Y vaya si se ha atrevido.
‘The Mist’ es uno de los films (de terror) más generosos que se han visto en años, si no décadas. Generoso en su (justificada) duración, en su galería de caracteres rugosos y patéticos, en su menú splatter y en su guión; hasta tiene el buen gusto de regalarnos una alusión a John Carpenter en su primera escena: Thomas Jane interpreta a un ilustrador de, mira tú por dónde, carteles de cine. Detalle completamente irrelevante, pero que sirve para mostrar el afiche de ‘The Thing’ a modo de cameo. El juego no termina ahí: arriba tienen el cartel del film, que en modo alguno sugiere el contenido de éste. Incluso el propio título propone una metáfora que se antoja como un desafío al mainstream.
El personaje de Jane es también el único que se mueve sobre raíles, pero lo hace únicamente durante situaciones contadas. Pese a su muy bien distribuido protagonismo, el relato pide a cambio un héroe casual e imperfecto, y ése sería Jane, quien además representa a uno de los dos bandos creados a raíz del desencadenante argumental.

Más personajes sitiados, y malas noticias para aquéllos que no soportan que se les descubra el origen del terror desconocido de turno. Sí, hay una explicación a todo, una que a más de uno le traerá el título de un célebre videojuego. Hasta en eso es generoso el guión de Darabont, quien de nuevo le afila el lápiz dramático a King e incluso se atreve a insertar reflexiones antropológicas. Y nada de lo listado chirría, caballeros. Y sin embargo podría: de hecho contiene los ingredientes idóneos para alumbrar otro de esos horribles ‘12 Angry Men’ salpicados de tripa y seso. Ya saben, confrontaciones entre el cada vez más reducido número de supervivientes y otros tantos de esos etcéteras manoseados hasta el abuso.
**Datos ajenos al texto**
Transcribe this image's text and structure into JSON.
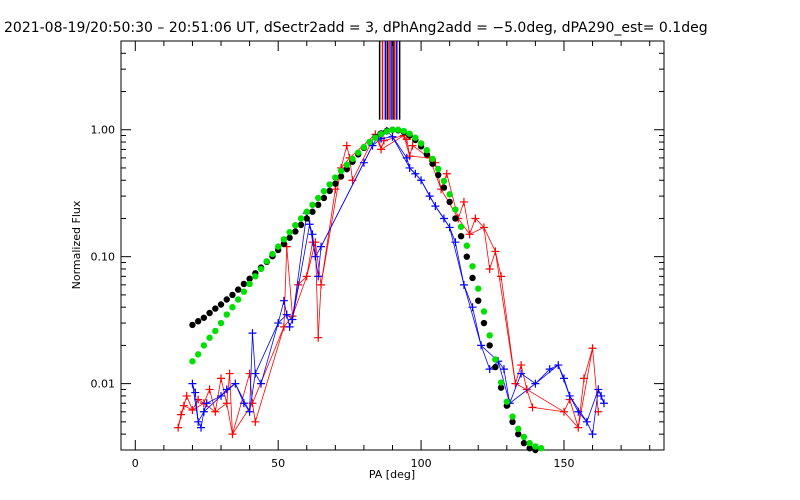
{
  "title": "2021-08-19/20:50:30 – 20:51:06 UT, dSectr2add = 3, dPhAng2add = −5.0deg, dPA290_est=  0.1deg",
  "chart_data": {
    "type": "scatter",
    "xlabel": "PA [deg]",
    "ylabel": "Normalized Flux",
    "xlim": [
      -5,
      185
    ],
    "ylim": [
      0.003,
      5
    ],
    "yscale": "log",
    "grid": false,
    "xticks": [
      0,
      50,
      100,
      150
    ],
    "xtick_labels": [
      "0",
      "50",
      "100",
      "150"
    ],
    "yticks": [
      0.01,
      0.1,
      1.0
    ],
    "ytick_labels": [
      "0.01",
      "0.10",
      "1.00"
    ],
    "vertical_markers": {
      "colors": [
        "#000000",
        "#ff0000",
        "#0000ff"
      ],
      "x": [
        85.5,
        86.5,
        87.5,
        88.2,
        88.8,
        89.5,
        90.2,
        90.8,
        91.5,
        92.5
      ],
      "y_from": 1.2,
      "y_to": 5
    },
    "series": [
      {
        "color": "#000000",
        "marker": "circle",
        "x": [
          20,
          22,
          24,
          26,
          28,
          30,
          32,
          34,
          36,
          38,
          40,
          42,
          44,
          46,
          48,
          50,
          52,
          54,
          56,
          58,
          60,
          62,
          64,
          66,
          68,
          70,
          72,
          74,
          76,
          78,
          80,
          82,
          84,
          86,
          88,
          90,
          92,
          94,
          96,
          98,
          100,
          102,
          104,
          106,
          108,
          110,
          112,
          114,
          116,
          118,
          120,
          122,
          124,
          126,
          128,
          130,
          132,
          134,
          136,
          138,
          140
        ],
        "y": [
          0.029,
          0.031,
          0.033,
          0.036,
          0.039,
          0.042,
          0.046,
          0.05,
          0.055,
          0.061,
          0.067,
          0.074,
          0.082,
          0.091,
          0.101,
          0.113,
          0.126,
          0.141,
          0.158,
          0.178,
          0.2,
          0.226,
          0.256,
          0.29,
          0.33,
          0.376,
          0.428,
          0.489,
          0.56,
          0.64,
          0.72,
          0.8,
          0.875,
          0.935,
          0.98,
          1.0,
          0.99,
          0.955,
          0.9,
          0.83,
          0.74,
          0.64,
          0.54,
          0.44,
          0.35,
          0.27,
          0.2,
          0.145,
          0.1,
          0.068,
          0.045,
          0.03,
          0.02,
          0.0135,
          0.0093,
          0.0067,
          0.005,
          0.004,
          0.0034,
          0.0031,
          0.003
        ]
      },
      {
        "color": "#00e000",
        "marker": "circle",
        "x": [
          20,
          22,
          24,
          26,
          28,
          30,
          32,
          34,
          36,
          38,
          40,
          42,
          44,
          46,
          48,
          50,
          52,
          54,
          56,
          58,
          60,
          62,
          64,
          66,
          68,
          70,
          72,
          74,
          76,
          78,
          80,
          82,
          84,
          86,
          88,
          90,
          92,
          94,
          96,
          98,
          100,
          102,
          104,
          106,
          108,
          110,
          112,
          114,
          116,
          118,
          120,
          122,
          124,
          126,
          128,
          130,
          132,
          134,
          136,
          138,
          140,
          142
        ],
        "y": [
          0.015,
          0.017,
          0.02,
          0.023,
          0.026,
          0.03,
          0.035,
          0.04,
          0.046,
          0.053,
          0.061,
          0.07,
          0.08,
          0.092,
          0.105,
          0.12,
          0.137,
          0.156,
          0.177,
          0.2,
          0.226,
          0.256,
          0.29,
          0.328,
          0.371,
          0.42,
          0.473,
          0.53,
          0.59,
          0.66,
          0.73,
          0.8,
          0.865,
          0.925,
          0.97,
          1.0,
          1.0,
          0.975,
          0.93,
          0.865,
          0.78,
          0.69,
          0.59,
          0.49,
          0.395,
          0.31,
          0.235,
          0.172,
          0.122,
          0.084,
          0.056,
          0.037,
          0.024,
          0.0155,
          0.0102,
          0.0072,
          0.0055,
          0.0044,
          0.0038,
          0.0034,
          0.0032,
          0.0031
        ]
      },
      {
        "color": "#ff0000",
        "marker": "plus",
        "x": [
          15,
          16,
          17,
          18,
          20,
          22,
          24,
          26,
          28,
          30,
          32,
          33,
          34,
          40,
          41,
          42,
          52,
          53,
          55,
          57,
          60,
          62,
          63,
          64,
          65,
          70,
          72,
          74,
          75,
          76,
          84,
          85,
          86,
          87,
          94,
          95,
          96,
          97,
          103,
          105,
          107,
          109,
          113,
          115,
          117,
          119,
          122,
          124,
          126,
          128,
          133,
          135,
          137,
          139,
          150,
          152,
          155,
          157,
          160,
          162
        ],
        "y": [
          0.0045,
          0.0057,
          0.0067,
          0.008,
          0.0062,
          0.0075,
          0.007,
          0.009,
          0.006,
          0.011,
          0.007,
          0.012,
          0.004,
          0.012,
          0.007,
          0.005,
          0.028,
          0.12,
          0.034,
          0.06,
          0.07,
          0.13,
          0.13,
          0.023,
          0.06,
          0.34,
          0.5,
          0.75,
          0.6,
          0.4,
          0.92,
          0.88,
          0.7,
          0.82,
          0.9,
          0.84,
          0.62,
          0.75,
          0.6,
          0.55,
          0.34,
          0.45,
          0.2,
          0.27,
          0.15,
          0.2,
          0.17,
          0.08,
          0.11,
          0.07,
          0.01,
          0.014,
          0.009,
          0.0065,
          0.006,
          0.0075,
          0.0045,
          0.011,
          0.019,
          0.006
        ]
      },
      {
        "color": "#0000ff",
        "marker": "plus",
        "x": [
          20,
          21,
          22,
          23,
          24,
          25,
          30,
          32,
          35,
          38,
          40,
          41,
          42,
          44,
          50,
          52,
          53,
          54,
          55,
          60,
          61,
          62,
          63,
          64,
          65,
          80,
          83,
          85,
          86,
          88,
          90,
          95,
          96,
          98,
          100,
          103,
          105,
          108,
          110,
          112,
          115,
          118,
          121,
          124,
          127,
          129,
          131,
          135,
          140,
          145,
          148,
          150,
          152,
          155,
          158,
          160,
          162,
          163,
          164
        ],
        "y": [
          0.01,
          0.0085,
          0.005,
          0.0045,
          0.006,
          0.007,
          0.008,
          0.009,
          0.01,
          0.007,
          0.006,
          0.025,
          0.012,
          0.01,
          0.03,
          0.045,
          0.035,
          0.028,
          0.032,
          0.22,
          0.18,
          0.15,
          0.1,
          0.07,
          0.12,
          0.55,
          0.75,
          0.9,
          0.85,
          0.98,
          0.88,
          0.6,
          0.5,
          0.45,
          0.4,
          0.3,
          0.25,
          0.2,
          0.17,
          0.13,
          0.06,
          0.04,
          0.02,
          0.013,
          0.015,
          0.013,
          0.007,
          0.012,
          0.01,
          0.013,
          0.014,
          0.011,
          0.008,
          0.006,
          0.005,
          0.004,
          0.009,
          0.008,
          0.007
        ]
      }
    ]
  }
}
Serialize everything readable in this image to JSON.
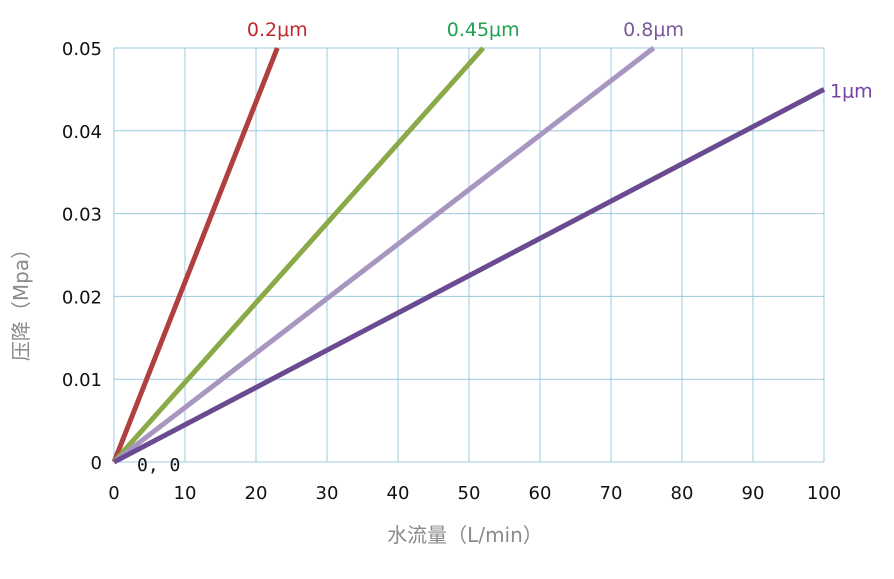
{
  "chart_data": {
    "type": "line",
    "xlabel": "水流量（L/min）",
    "ylabel": "压降（Mpa）",
    "xlim": [
      0,
      100
    ],
    "ylim": [
      0,
      0.05
    ],
    "x_ticks": [
      "0",
      "10",
      "20",
      "30",
      "40",
      "50",
      "60",
      "70",
      "80",
      "90",
      "100"
    ],
    "y_ticks": [
      "0",
      "0.01",
      "0.02",
      "0.03",
      "0.04",
      "0.05"
    ],
    "grid": true,
    "annotation": "0, 0",
    "series": [
      {
        "name": "0.2μm",
        "color": "#b04040",
        "x": [
          0,
          23
        ],
        "y": [
          0,
          0.05
        ]
      },
      {
        "name": "0.45μm",
        "color": "#8aaa48",
        "x": [
          0,
          52
        ],
        "y": [
          0,
          0.05
        ]
      },
      {
        "name": "0.8μm",
        "color": "#a696c0",
        "x": [
          0,
          76
        ],
        "y": [
          0,
          0.05
        ]
      },
      {
        "name": "1μm",
        "color": "#6a4a90",
        "x": [
          0,
          100
        ],
        "y": [
          0,
          0.045
        ]
      }
    ],
    "series_label_colors": [
      "#c0282e",
      "#20a050",
      "#7a5a9a",
      "#7a40a0"
    ]
  }
}
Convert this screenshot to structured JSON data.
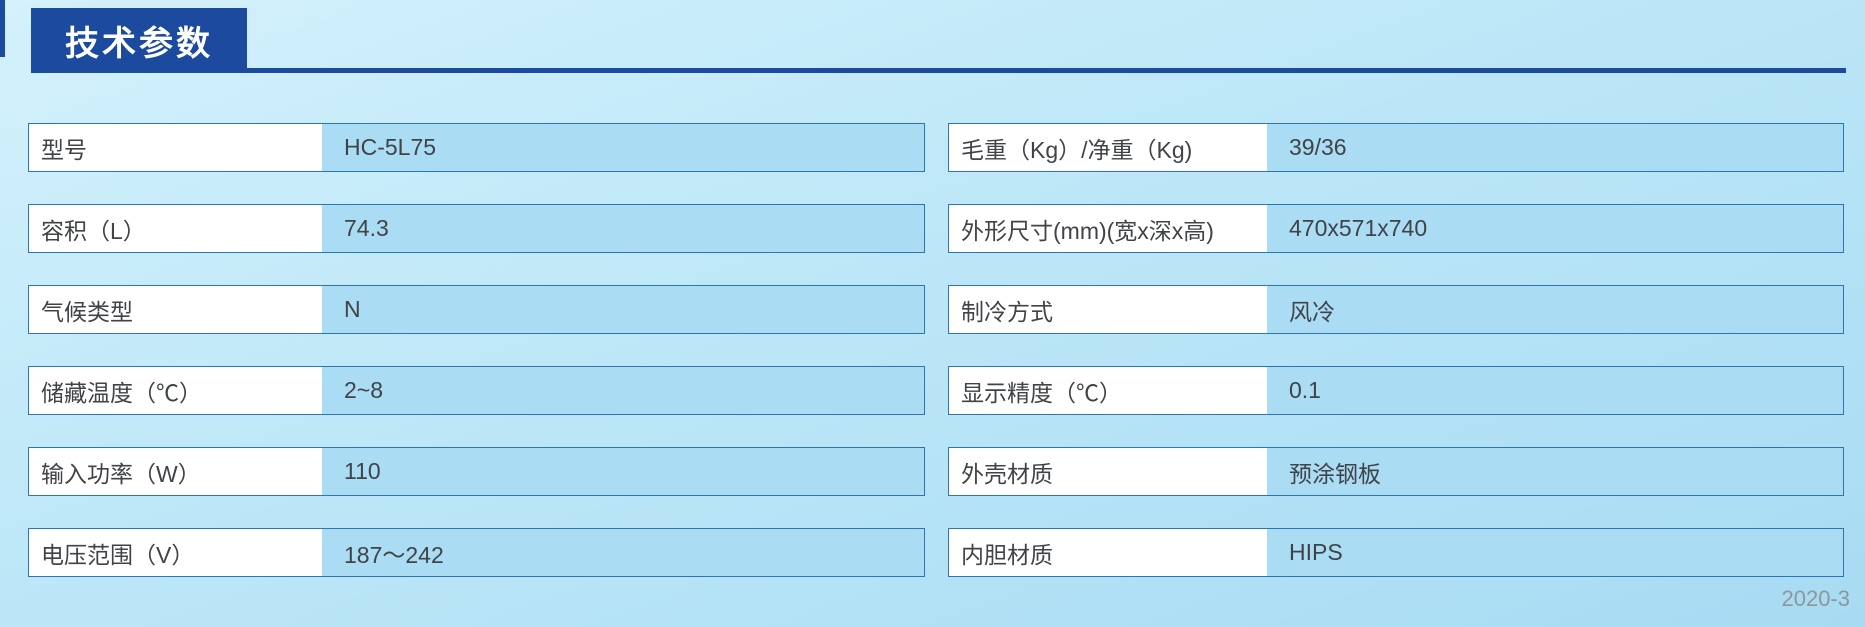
{
  "page": {
    "title": "技术参数",
    "footer": "2020-3"
  },
  "colors": {
    "accent": "#1b4a9e",
    "border": "#2e75b5",
    "cell": "#aadcf4",
    "text": "#404347",
    "footer": "#8f969c"
  },
  "spec_table": {
    "left_rows": [
      {
        "label": "型号",
        "value": "HC-5L75"
      },
      {
        "label": "容积（L）",
        "value": "74.3"
      },
      {
        "label": "气候类型",
        "value": "N"
      },
      {
        "label": "储藏温度（℃）",
        "value": "2~8"
      },
      {
        "label": "输入功率（W）",
        "value": "110"
      },
      {
        "label": "电压范围（V）",
        "value": "187～242"
      }
    ],
    "right_rows": [
      {
        "label": "毛重（Kg）/净重（Kg)",
        "value": "39/36"
      },
      {
        "label": "外形尺寸(mm)(宽x深x高)",
        "value": "470x571x740"
      },
      {
        "label": "制冷方式",
        "value": "风冷"
      },
      {
        "label": "显示精度（℃）",
        "value": "0.1"
      },
      {
        "label": "外壳材质",
        "value": "预涂钢板"
      },
      {
        "label": "内胆材质",
        "value": "HIPS"
      }
    ]
  }
}
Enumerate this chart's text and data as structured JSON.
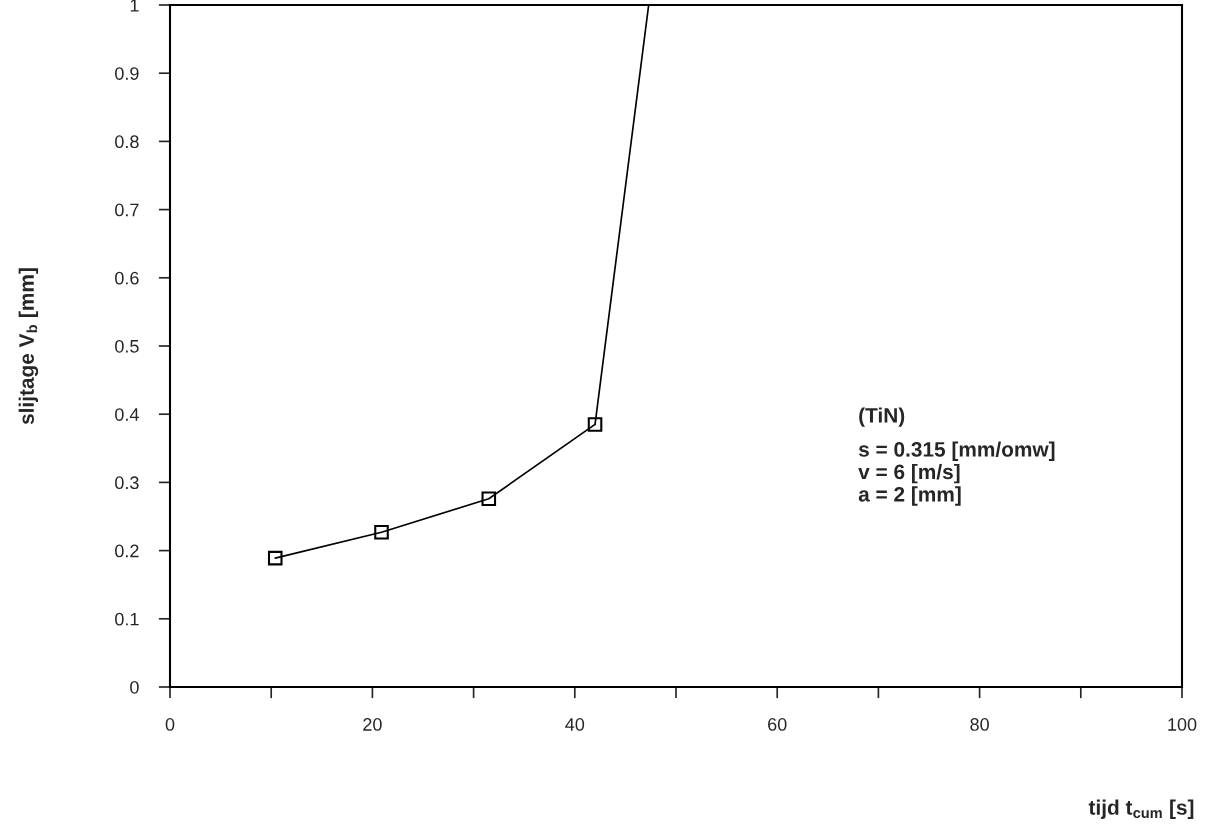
{
  "chart_data": {
    "type": "line",
    "xlabel": "tijd t$_{cum}$ [s]",
    "ylabel": "slijtage V$_{b}$ [mm]",
    "series": [
      {
        "color": "#000000",
        "marker": "square",
        "x": [
          10.4,
          20.9,
          31.5,
          42.0
        ],
        "values": [
          0.189,
          0.227,
          0.276,
          0.385
        ]
      },
      {
        "color": "#000000",
        "marker": "none",
        "x": [
          42.0,
          47.3
        ],
        "values": [
          0.385,
          1.0
        ]
      }
    ],
    "xlim": [
      0,
      100
    ],
    "ylim": [
      0,
      1
    ],
    "xticks": [
      0,
      {
        "value": 10,
        "label": null
      },
      20,
      {
        "value": 30,
        "label": null
      },
      40,
      {
        "value": 50,
        "label": null
      },
      60,
      {
        "value": 70,
        "label": null
      },
      80,
      {
        "value": 90,
        "label": null
      },
      100
    ],
    "yticks": [
      0,
      0.1,
      0.2,
      0.3,
      0.4,
      0.5,
      0.6,
      0.7,
      0.8,
      0.9,
      1
    ],
    "grid": false,
    "legend": false,
    "annotations": [
      "(TiN)",
      "s = 0.315 [mm/omw]\nv = 6 [m/s]\na = 2 [mm]"
    ]
  }
}
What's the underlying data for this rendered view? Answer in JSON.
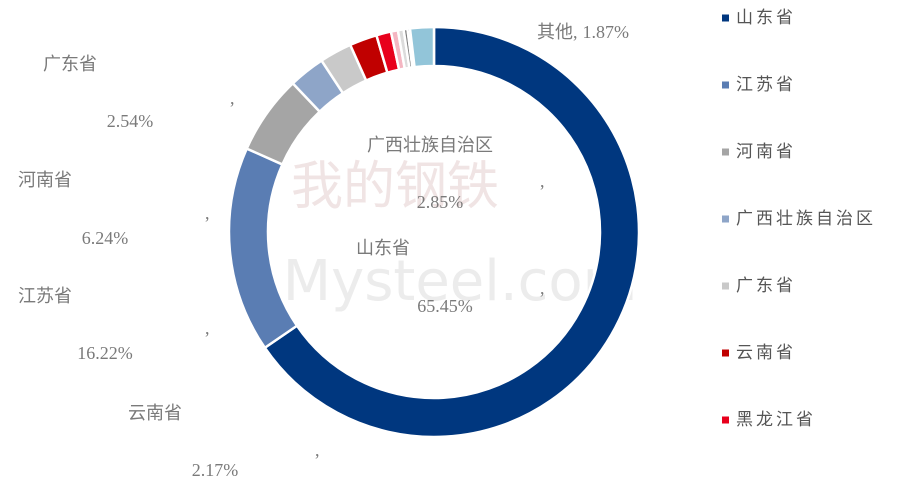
{
  "chart_data": {
    "type": "donut",
    "categories": [
      "山东省",
      "江苏省",
      "河南省",
      "广西壮族自治区",
      "广东省",
      "云南省",
      "黑龙江省",
      null,
      null,
      null,
      null,
      "其他"
    ],
    "values": [
      65.45,
      16.22,
      6.24,
      2.85,
      2.54,
      2.17,
      1.16,
      0.55,
      0.45,
      0.3,
      0.2,
      1.87
    ],
    "value_labels": [
      "65.45%",
      "16.22%",
      "6.24%",
      "2.85%",
      "2.54%",
      "2.17%",
      null,
      null,
      null,
      null,
      null,
      "1.87%"
    ],
    "label_separator": ",",
    "colors": [
      "#00377f",
      "#5a7db3",
      "#a5a5a5",
      "#8ea5c8",
      "#c9c9c9",
      "#c00000",
      "#e8001c",
      "#f4b6c2",
      "#dcdcdc",
      "#7f7f7f",
      "#1f3864",
      "#92c5d9"
    ],
    "legend": {
      "position": "right",
      "max_entries": 7
    },
    "watermark": [
      "我的钢铁",
      "Mysteel.com"
    ]
  }
}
Pero ante todo ‘The Mist’ es un ejemplo de valentía. Puede presumir de pasearse plácidamente por los peores tópicos industriales mientras los dinamita sin vacilar. El espectador escéptico se verá humillado, y el entusiasta sentirá como le patean en plena entrepierna. Tras su finísima y deliberada pátina hollywoodiense, ‘The Mist’ tensa el nervio del realismo y lo hace con mesura, acertando dónde y cuándo acercarse. No perece bajo el vicio fullero de retratar con veracidad mediante la hipérbole, simplemente confía en las capacidades de un relato ya de por sí sucio y antipático.
Querrán verlo, pero no: a Darabont no le flojea el pulso en ningún momento. ‘The Mist’ confirma a un cineasta con la rara habilidad de darle relieve a las depresiones y dotar de imprevisibilidad a lo convenido. ‘The Shawshank Redemption’ y ‘The Green Mile’ pueden llevar al engaño acerca de ese talento; ‘The Mist’ es definitiva y concluyente.
Y hay más: un segmento final distendido y silencioso que concluye tajantemente, cabalgando en dos fases la sobrenatural ‘The Host of Seraphim’ de Dead Can Dance. Ahí el protagonista, tras el mínimo y obligado heroísmo previo, se desintegrará a manos de un libreto impasible lleno de aliento inconfundiblemente 70´s.